Here we're on 24.05, with no issue. But I use drastic measures, an
array of them accumulated over years.
First of all: there are many $$ services that do very well the job, and
would make sense for individual entities. For service providers like
us, that could become expensive.
Many hacks with *MaxMindDB* to redirect all non-canadian traffic
targeting our city (public) libraries. But for institutions
(universities, hospitals) wanting to stay open to the world, I analyse
all IPs in /var/log/apache2/other_vhosts_access.log and group the IPs by
/16 and /24 to catch all the spreaders (1 call from each of 255
different IP for example) and block them automatically with *ufw*.

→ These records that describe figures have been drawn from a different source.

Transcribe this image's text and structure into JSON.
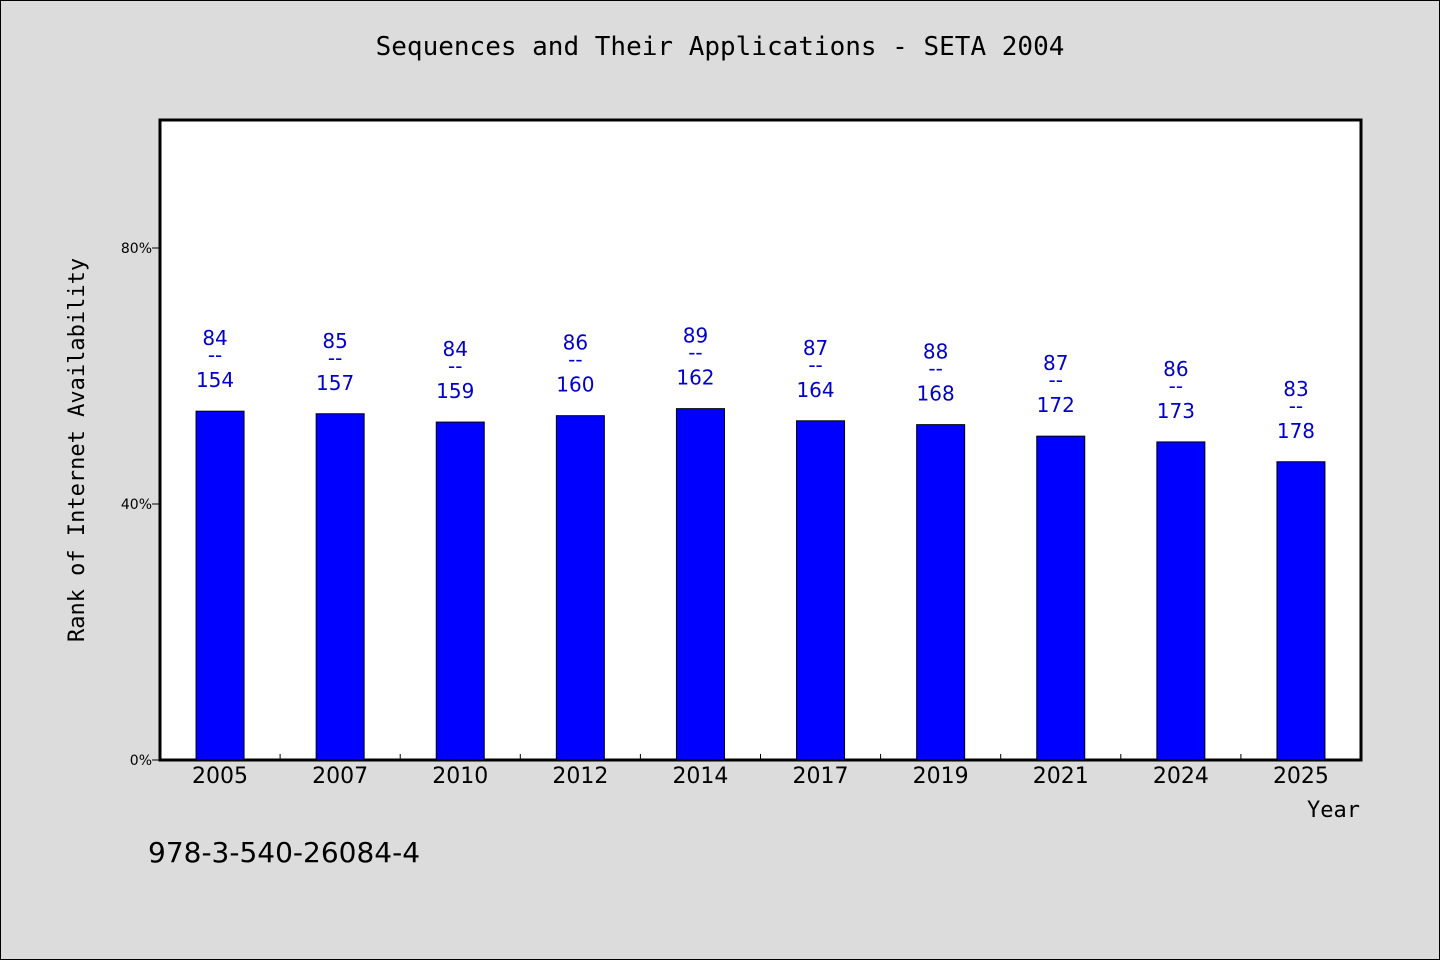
{
  "chart_data": {
    "type": "bar",
    "title": "Sequences and Their Applications - SETA 2004",
    "xlabel": "Year",
    "ylabel": "Rank of Internet Availability",
    "ylim": [
      0,
      100
    ],
    "yticks": [
      {
        "value": 0,
        "label": "0%"
      },
      {
        "value": 40,
        "label": "40%"
      },
      {
        "value": 80,
        "label": "80%"
      }
    ],
    "grid": false,
    "bar_color": "#0000ff",
    "label_color": "#0000cc",
    "categories": [
      "2005",
      "2007",
      "2010",
      "2012",
      "2014",
      "2017",
      "2019",
      "2021",
      "2024",
      "2025"
    ],
    "values": [
      54.5,
      54.1,
      52.8,
      53.8,
      54.9,
      53.0,
      52.4,
      50.6,
      49.7,
      46.6
    ],
    "labels": [
      {
        "top": "84",
        "sep": "--",
        "bottom": "154"
      },
      {
        "top": "85",
        "sep": "--",
        "bottom": "157"
      },
      {
        "top": "84",
        "sep": "--",
        "bottom": "159"
      },
      {
        "top": "86",
        "sep": "--",
        "bottom": "160"
      },
      {
        "top": "89",
        "sep": "--",
        "bottom": "162"
      },
      {
        "top": "87",
        "sep": "--",
        "bottom": "164"
      },
      {
        "top": "88",
        "sep": "--",
        "bottom": "168"
      },
      {
        "top": "87",
        "sep": "--",
        "bottom": "172"
      },
      {
        "top": "86",
        "sep": "--",
        "bottom": "173"
      },
      {
        "top": "83",
        "sep": "--",
        "bottom": "178"
      }
    ]
  },
  "footnote": "978-3-540-26084-4"
}
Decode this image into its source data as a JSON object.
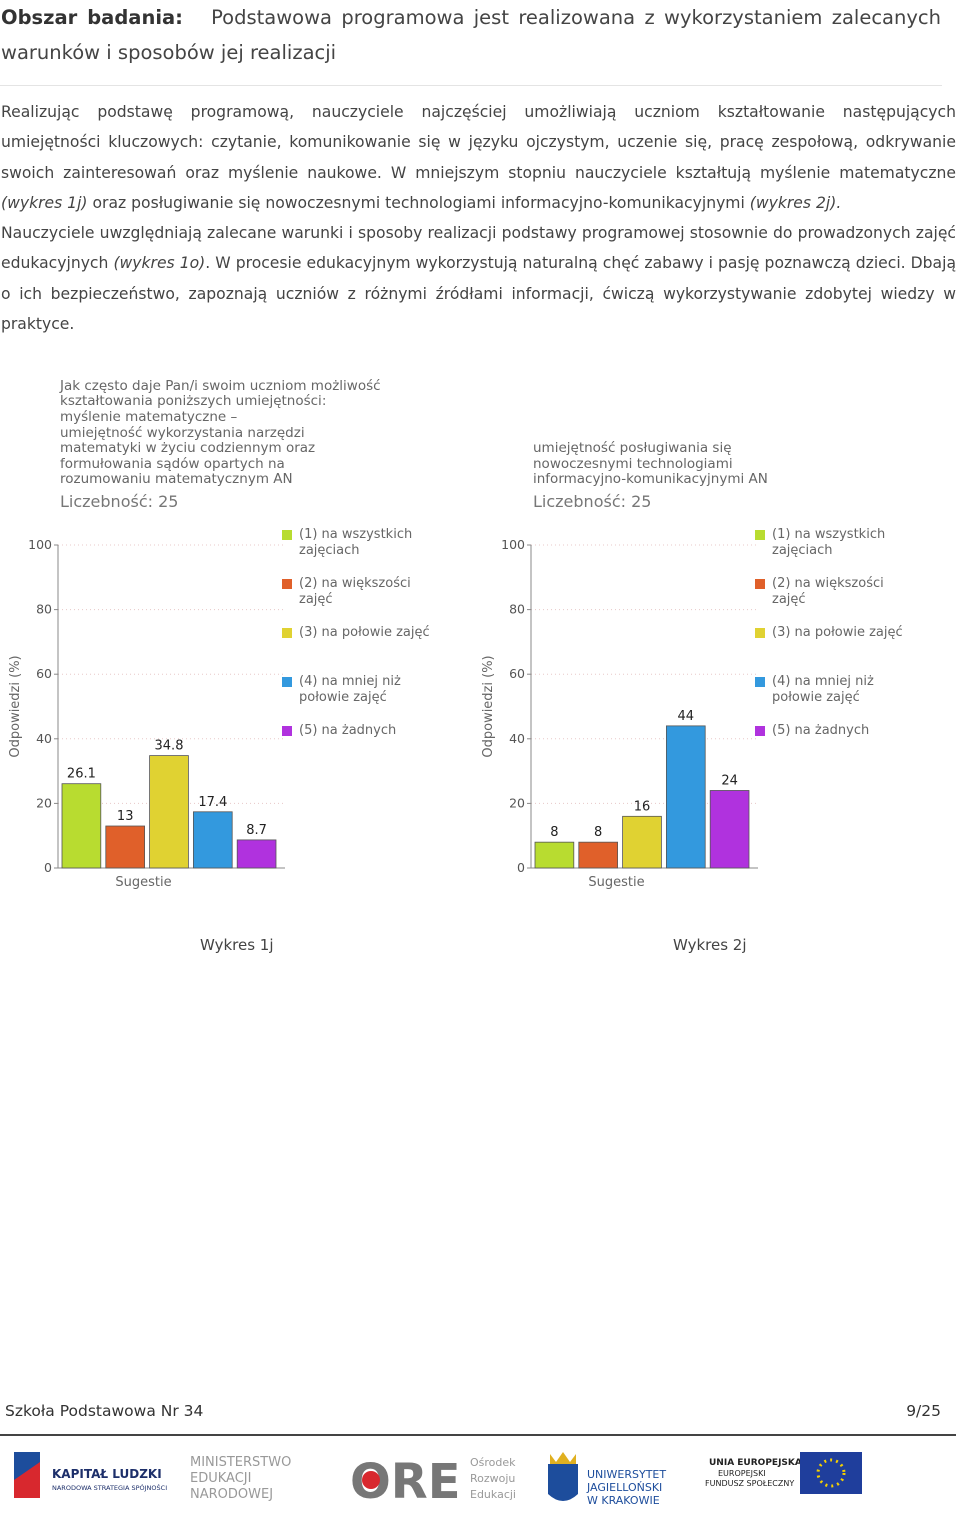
{
  "header": {
    "label": "Obszar badania:",
    "title": "Podstawowa programowa jest realizowana z wykorzystaniem zalecanych warunków i sposobów jej realizacji"
  },
  "paragraphs": [
    [
      {
        "text": "Realizując podstawę programową, nauczyciele najczęściej umożliwiają uczniom kształtowanie następujących umiejętności kluczowych: czytanie, komunikowanie się w języku ojczystym, uczenie się, pracę zespołową, odkrywanie swoich zainteresowań oraz myślenie naukowe. W mniejszym stopniu nauczyciele kształtują myślenie matematyczne ",
        "italic": false
      },
      {
        "text": "(wykres 1j)",
        "italic": true
      },
      {
        "text": " oraz posługiwanie się nowoczesnymi technologiami informacyjno-komunikacyjnymi ",
        "italic": false
      },
      {
        "text": "(wykres 2j).",
        "italic": true
      }
    ],
    [
      {
        "text": "Nauczyciele uwzględniają zalecane warunki i sposoby realizacji podstawy programowej stosownie do prowadzonych zajęć edukacyjnych ",
        "italic": false
      },
      {
        "text": "(wykres 1o)",
        "italic": true
      },
      {
        "text": ". W procesie edukacyjnym wykorzystują naturalną chęć zabawy i pasję poznawczą dzieci. Dbają o ich bezpieczeństwo, zapoznają uczniów z różnymi źródłami informacji, ćwiczą wykorzystywanie zdobytej wiedzy w praktyce.",
        "italic": false
      }
    ]
  ],
  "chart_data": [
    {
      "type": "bar",
      "title": [
        "Jak często daje Pan/i swoim uczniom możliwość",
        "kształtowania poniższych umiejętności:",
        "myślenie matematyczne –",
        "umiejętność wykorzystania narzędzi",
        "matematyki w życiu codziennym oraz",
        "formułowania sądów opartych na",
        "rozumowaniu matematycznym AN"
      ],
      "subtitle": "Liczebność: 25",
      "ylabel": "Odpowiedzi (%)",
      "categories": [
        "Sugestie"
      ],
      "series": [
        {
          "name": "(1) na wszystkich zajęciach",
          "color": "#b8dc30",
          "values": [
            26.1
          ]
        },
        {
          "name": "(2) na większości zajęć",
          "color": "#e0602a",
          "values": [
            13
          ]
        },
        {
          "name": "(3) na połowie zajęć",
          "color": "#e0d232",
          "values": [
            34.8
          ]
        },
        {
          "name": "(4) na mniej niż połowie zajęć",
          "color": "#3399de",
          "values": [
            17.4
          ]
        },
        {
          "name": "(5) na żadnych",
          "color": "#b032de",
          "values": [
            8.7
          ]
        }
      ],
      "ylim": [
        0,
        100
      ],
      "yticks": [
        0,
        20,
        40,
        60,
        80,
        100
      ],
      "grid": true,
      "caption": "Wykres 1j"
    },
    {
      "type": "bar",
      "title": [
        "umiejętność posługiwania się",
        "nowoczesnymi technologiami",
        "informacyjno-komunikacyjnymi AN"
      ],
      "subtitle": "Liczebność: 25",
      "ylabel": "Odpowiedzi (%)",
      "categories": [
        "Sugestie"
      ],
      "series": [
        {
          "name": "(1) na wszystkich zajęciach",
          "color": "#b8dc30",
          "values": [
            8
          ]
        },
        {
          "name": "(2) na większości zajęć",
          "color": "#e0602a",
          "values": [
            8
          ]
        },
        {
          "name": "(3) na połowie zajęć",
          "color": "#e0d232",
          "values": [
            16
          ]
        },
        {
          "name": "(4) na mniej niż połowie zajęć",
          "color": "#3399de",
          "values": [
            44
          ]
        },
        {
          "name": "(5) na żadnych",
          "color": "#b032de",
          "values": [
            24
          ]
        }
      ],
      "ylim": [
        0,
        100
      ],
      "yticks": [
        0,
        20,
        40,
        60,
        80,
        100
      ],
      "grid": true,
      "caption": "Wykres 2j"
    }
  ],
  "footer": {
    "school": "Szkoła Podstawowa Nr 34",
    "page": "9/25"
  },
  "logos": {
    "kl": [
      "KAPITAŁ LUDZKI",
      "NARODOWA STRATEGIA SPÓJNOŚCI"
    ],
    "men": [
      "MINISTERSTWO",
      "EDUKACJI",
      "NARODOWEJ"
    ],
    "ore": [
      "ORE",
      "Ośrodek",
      "Rozwoju",
      "Edukacji"
    ],
    "uj": [
      "UNIWERSYTET",
      "JAGIELLOŃSKI",
      "W KRAKOWIE"
    ],
    "ue": [
      "UNIA EUROPEJSKA",
      "EUROPEJSKI",
      "FUNDUSZ SPOŁECZNY"
    ]
  }
}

And very important for a small company like us, not specialized in
security: _I do not care about collateral damages_. If something needs
to be unblocked, I create a new rule manually with ufw.
Part proactive (allowing only CA, or redirecting automatically CN, RU,
etc...), part reactive (waiting for enough calls to come in, and
batch-blocking at midnight). Whatever get through doesn't impact
performance, and that's all that matter to us in the end.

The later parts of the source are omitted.